Developing a film is her solution to the silence and uncertainty that sometimes follows after this kind of tragedy, which is why we need to keep talking about what the Iranian-Canadian families are going through, she said.
“It’s this whole idea (that) holding a community during a difficult period is important,” she said. Making Iranian-Canadians feel that they are at home in Canada, even if they haven’t been impacted by the crash, is vital, she explained.
“Especially for the Iranian-Canadian community, who maybe have not felt that they’ve belonged. It’s been really loud and clear, that yes, you are Canadian, and yes, you do belong,” she said.
When the news becomes hard to read
When news of the Jan. 8 crash first made headlines, Renee Sarojini Saklikar said her first reaction was to not engage with it.

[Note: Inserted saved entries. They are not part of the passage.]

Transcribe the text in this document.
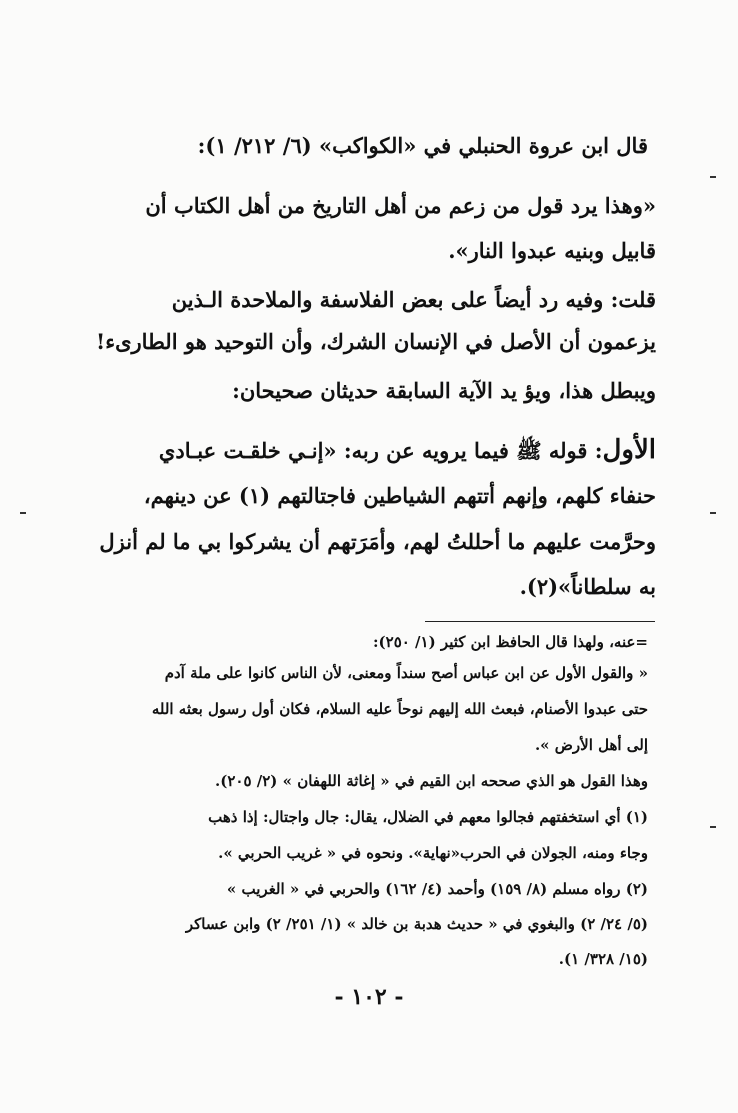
قال ابن عروة الحنبلي في «الكواكب» (٦/ ٢١٢/ ١):
«وهذا يرد قول من زعم من أهل التاريخ من أهل الكتاب أن
قابيل وبنيه عبدوا النار».
قلت: وفيه رد أيضاً على بعض الفلاسفة والملاحدة الـذين
يزعمون أن الأصل في الإنسان الشرك، وأن التوحيد هو الطارىء!
ويبطل هذا، ويؤ يد الآية السابقة حديثان صحيحان:
الأول: قوله ﷺ فيما يرويه عن ربه: «إنـي خلقـت عبـادي
حنفاء كلهم، وإنهم أتتهم الشياطين فاجتالتهم (١) عن دينهم،
وحرَّمت عليهم ما أحللتُ لهم، وأمَرَتهم أن يشركوا بي ما لم أنزل
به سلطاناً»(٢).
=عنه، ولهذا قال الحافظ ابن كثير (١/ ٢٥٠):
« والقول الأول عن ابن عباس أصح سنداً ومعنى، لأن الناس كانوا على ملة آدم
حتى عبدوا الأصنام، فبعث الله إليهم نوحاً عليه السلام، فكان أول رسول بعثه الله
إلى أهل الأرض ».
وهذا القول هو الذي صححه ابن القيم في « إغاثة اللهفان » (٢/ ٢٠٥).
(١) أي استخفتهم فجالوا معهم في الضلال، يقال: جال واجتال: إذا ذهب
وجاء ومنه، الجولان في الحرب«نهاية». ونحوه في « غريب الحربي ».
(٢) رواه مسلم (٨/ ١٥٩) وأحمد (٤/ ١٦٢) والحربي في « الغريب »
(٥/ ٢٤/ ٢) والبغوي في « حديث هدبة بن خالد » (١/ ٢٥١/ ٢) وابن عساكر
(١٥/ ٣٢٨/ ١).
- ١٠٢ -
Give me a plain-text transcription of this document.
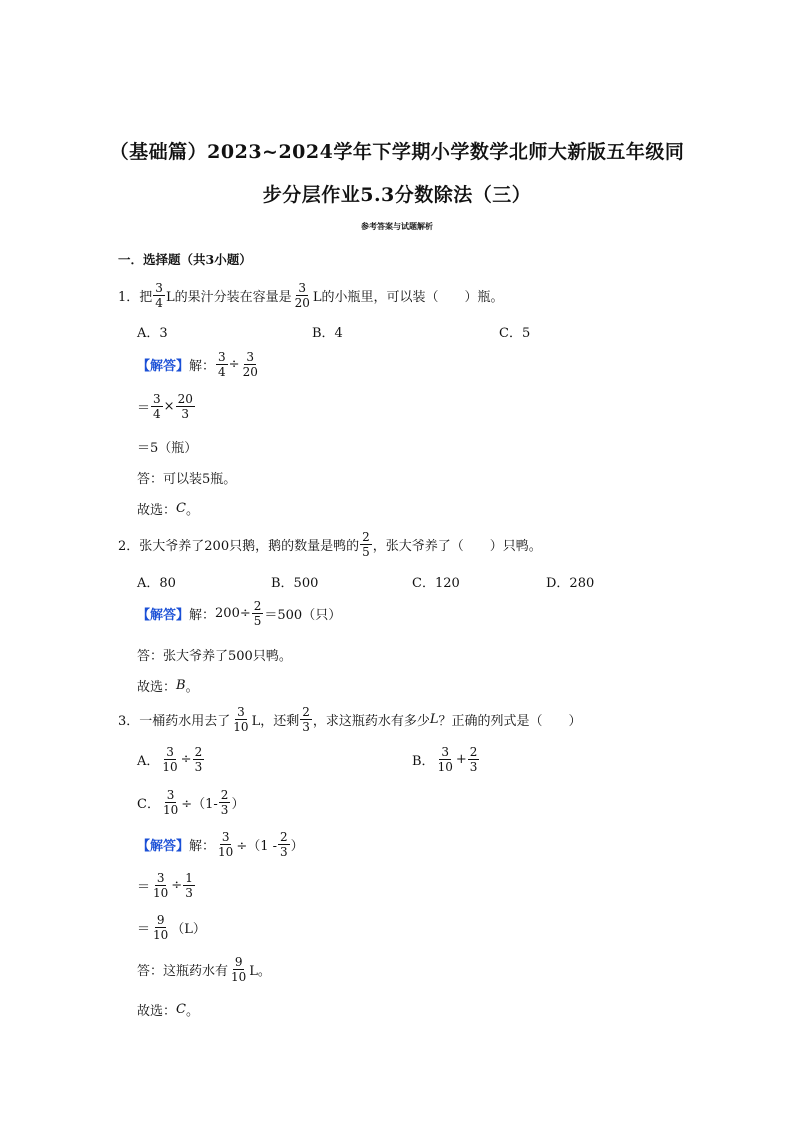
（基础篇）2023~2024学年下学期小学数学北师大新版五年级同
步分层作业5.3分数除法（三）
参考答案与试题解析
一．选择题（共3小题）
1． 把 $\frac{3}{4}$ L的果汁分装在容量是 $\frac{3}{20}$ L的小瓶里，可以装（　　）瓶。
A．3	B．4	C．5
【解答】 解： $\frac{3}{4} \div \frac{3}{20}$
＝ $\frac{3}{4} \times \frac{20}{3}$
＝5（瓶）
答：可以装5瓶。
故选： C 。
2． 张大爷养了200只鹅，鹅的数量是鸭的 $\frac{2}{5}$ ，张大爷养了（　　）只鸭。
A．80	B．500	C．120	D．280
【解答】 解： $200\div \frac{2}{5} =500$（只）
答：张大爷养了500只鸭。
故选： B 。
3． 一桶药水用去了 $\frac{3}{10}$ L，还剩 $\frac{2}{3}$ ，求这瓶药水有多少 L ？正确的列式是（　　）
A． $\frac{3}{10} \div \frac{2}{3}$	B． $\frac{3}{10} + \frac{2}{3}$
C． $\frac{3}{10} \div(1- \frac{2}{3}$ ）
【解答】 解： $\frac{3}{10} \div(1 - \frac{2}{3}$ ）
＝ $\frac{3}{10} \div \frac{1}{3}$
＝ $\frac{9}{10} (L)$
答：这瓶药水有 $\frac{9}{10}$ L。
故选： C 。
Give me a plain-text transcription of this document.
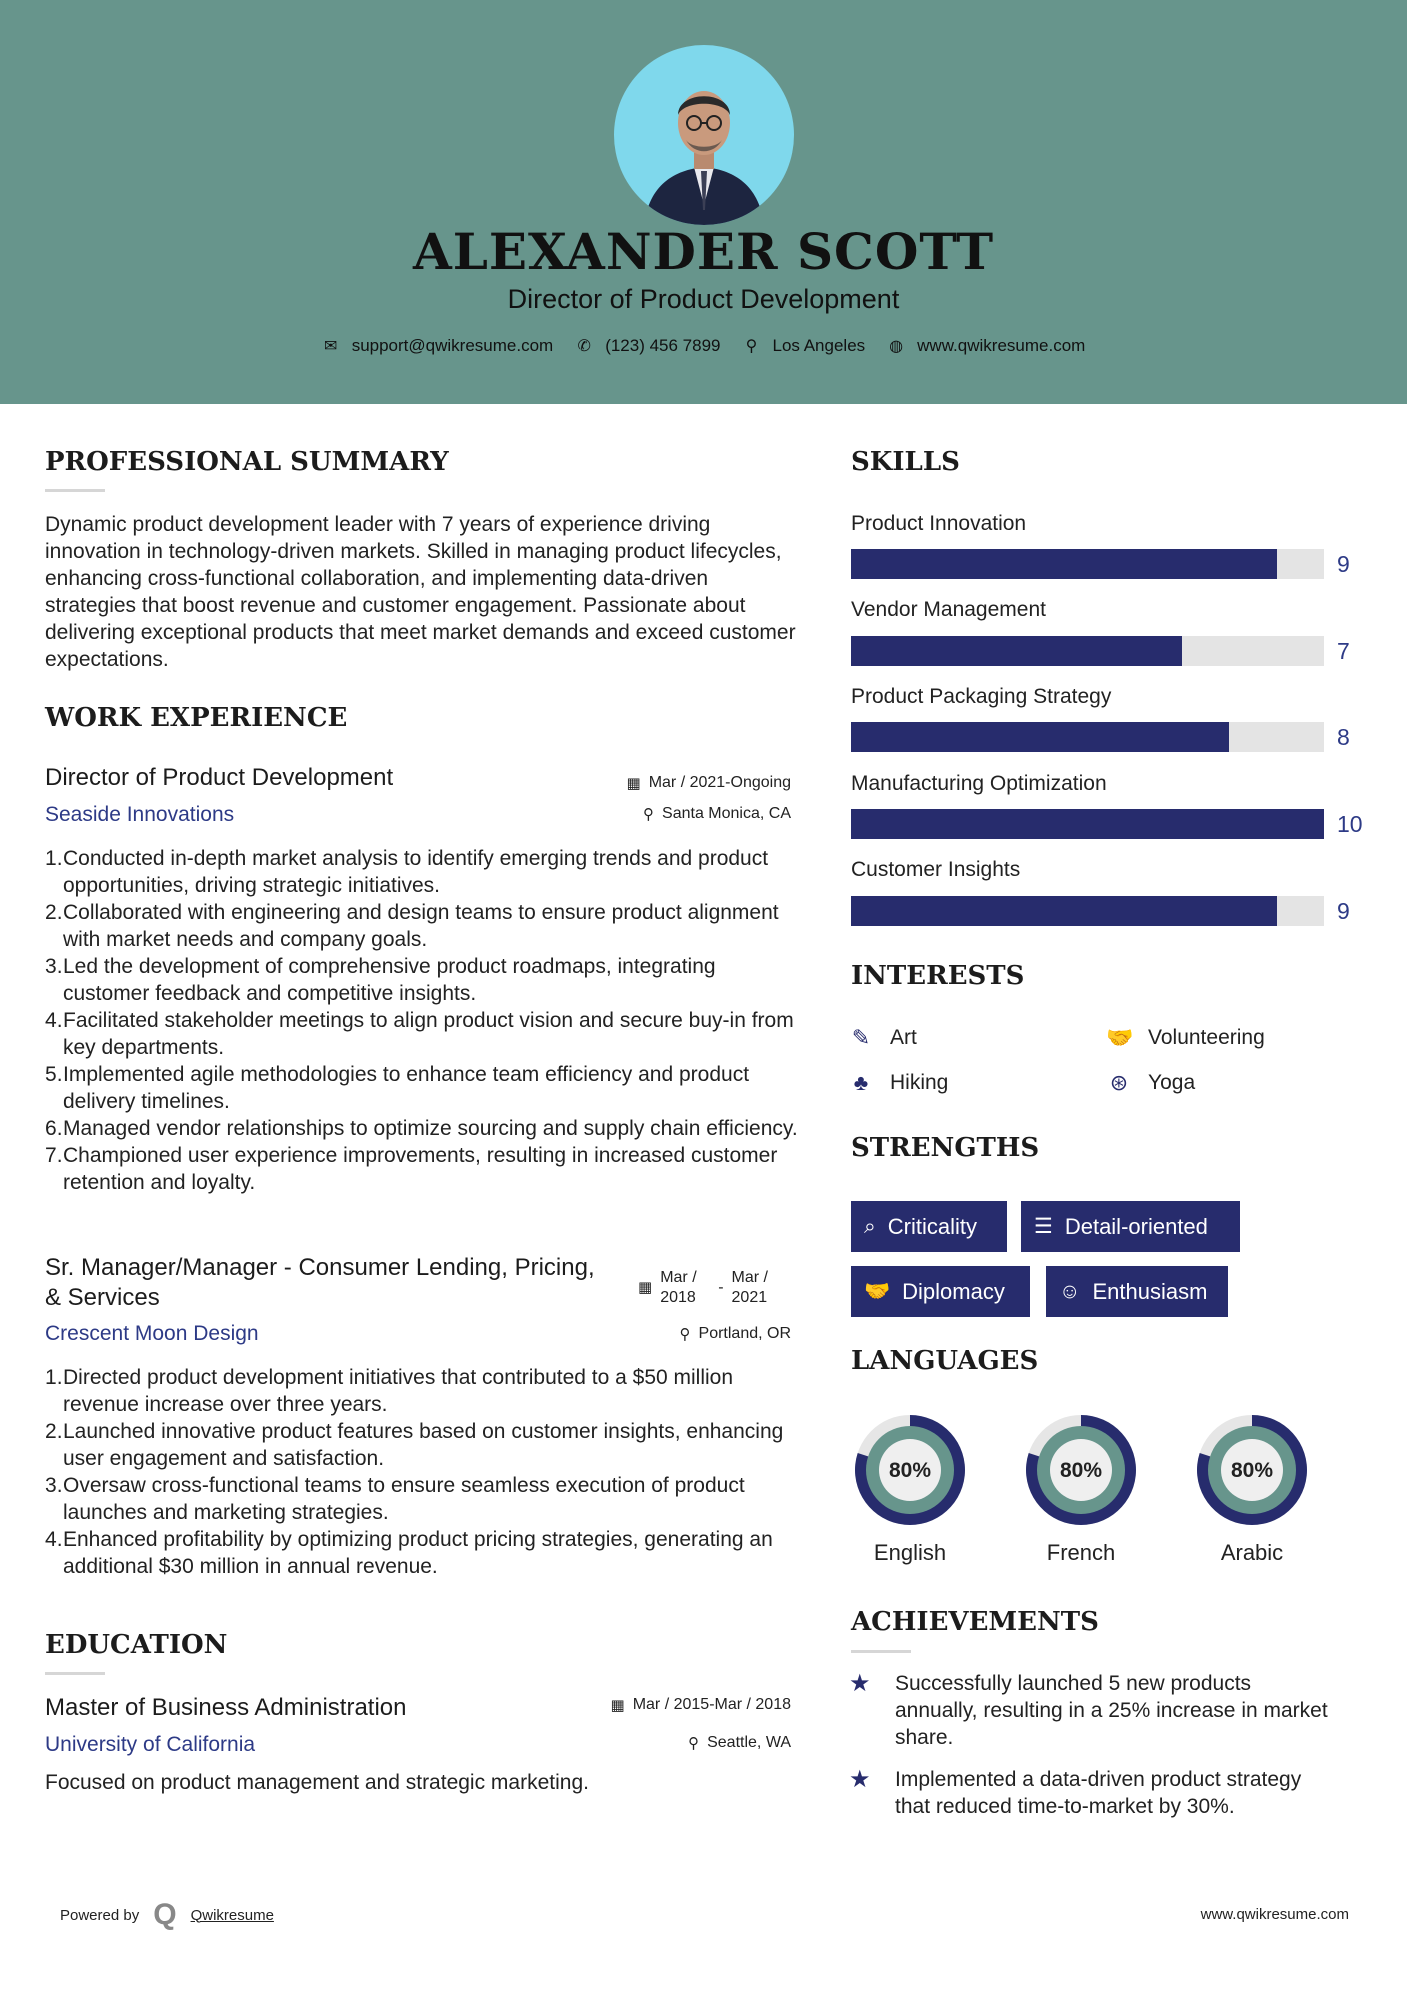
ALEXANDER SCOTT
Director of Product Development
✉ support@qwikresume.com ✆ (123) 456 7899 ⚲ Los Angeles ◍ www.qwikresume.com
PROFESSIONAL SUMMARY
Dynamic product development leader with 7 years of experience driving innovation in technology-driven markets. Skilled in managing product lifecycles, enhancing cross-functional collaboration, and implementing data-driven strategies that boost revenue and customer engagement. Passionate about delivering exceptional products that meet market demands and exceed customer expectations.
WORK EXPERIENCE
Director of Product Development	▦ Mar / 2021-Ongoing
Seaside Innovations	⚲ Santa Monica, CA
Conducted in-depth market analysis to identify emerging trends and product opportunities, driving strategic initiatives.
Collaborated with engineering and design teams to ensure product alignment with market needs and company goals.
Led the development of comprehensive product roadmaps, integrating customer feedback and competitive insights.
Facilitated stakeholder meetings to align product vision and secure buy-in from key departments.
Implemented agile methodologies to enhance team efficiency and product delivery timelines.
Managed vendor relationships to optimize sourcing and supply chain efficiency.
Championed user experience improvements, resulting in increased customer retention and loyalty.
Sr. Manager/Manager - Consumer Lending, Pricing, & Services	▦
Mar / 2018
-
Mar / 2021
Crescent Moon Design	⚲ Portland, OR
Directed product development initiatives that contributed to a $50 million revenue increase over three years.
Launched innovative product features based on customer insights, enhancing user engagement and satisfaction.
Oversaw cross-functional teams to ensure seamless execution of product launches and marketing strategies.
Enhanced profitability by optimizing product pricing strategies, generating an additional $30 million in annual revenue.
EDUCATION
Master of Business Administration	▦ Mar / 2015-Mar / 2018
University of California	⚲ Seattle, WA
Focused on product management and strategic marketing.
SKILLS
Product Innovation
9
Vendor Management
7
Product Packaging Strategy
8
Manufacturing Optimization
10
Customer Insights
9
INTERESTS
✎ Art	🤝 Volunteering
♣ Hiking	⊛ Yoga
STRENGTHS
⌕ Criticality	☰ Detail-oriented
🤝 Diplomacy	☺ Enthusiasm
LANGUAGES
80%
English
80%
French
80%
Arabic
ACHIEVEMENTS
★	Successfully launched 5 new products annually, resulting in a 25% increase in market share.
★	Implemented a data-driven product strategy that reduced time-to-market by 30%.
Powered by Q Qwikresume	www.qwikresume.com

“I didn’t feel that my initial reactions were very noble… it’s so painful,” she said.
“I didn’t want to be put in that position of being in that grief moment. I’ve worked so hard in my life to get out of that moment.”
But she decided to attend memorials for those who died in the Iran plane crash.
Salikar lost her aunt Zeb and uncle Omar in the Air India bombing. She wrote about how the Iran plane crash brought her back to that place of grief for Chatelaine.
She says silence around these topics is a problem, which is why giving everyone the chance to tell their own stories is important.
“When you lose a loved one to a murder in a public tragedy that involves a bombing, that is a whole other zone of trauma,” she said. “It’s important to not make presumptions. Every single person will have their own individual grief trajectory — grief is unique.”
For Saklikar, she doesn’t want to be seen as a victim, and it took her time to figure out how she wanted to live her life following the crash.
“What I have to ask myself every day is what did my aunt and uncle die for? They were talented doctors at the height of these lives,” she said.
“It doesn’t mean we don’t have profound moments of anxiety and grief. But we don’t want to be trapped in that mode.
“So it’s just my hope and wish to these dear families who have recently lost loves ones in this horrific act; I just hope we can all support you.”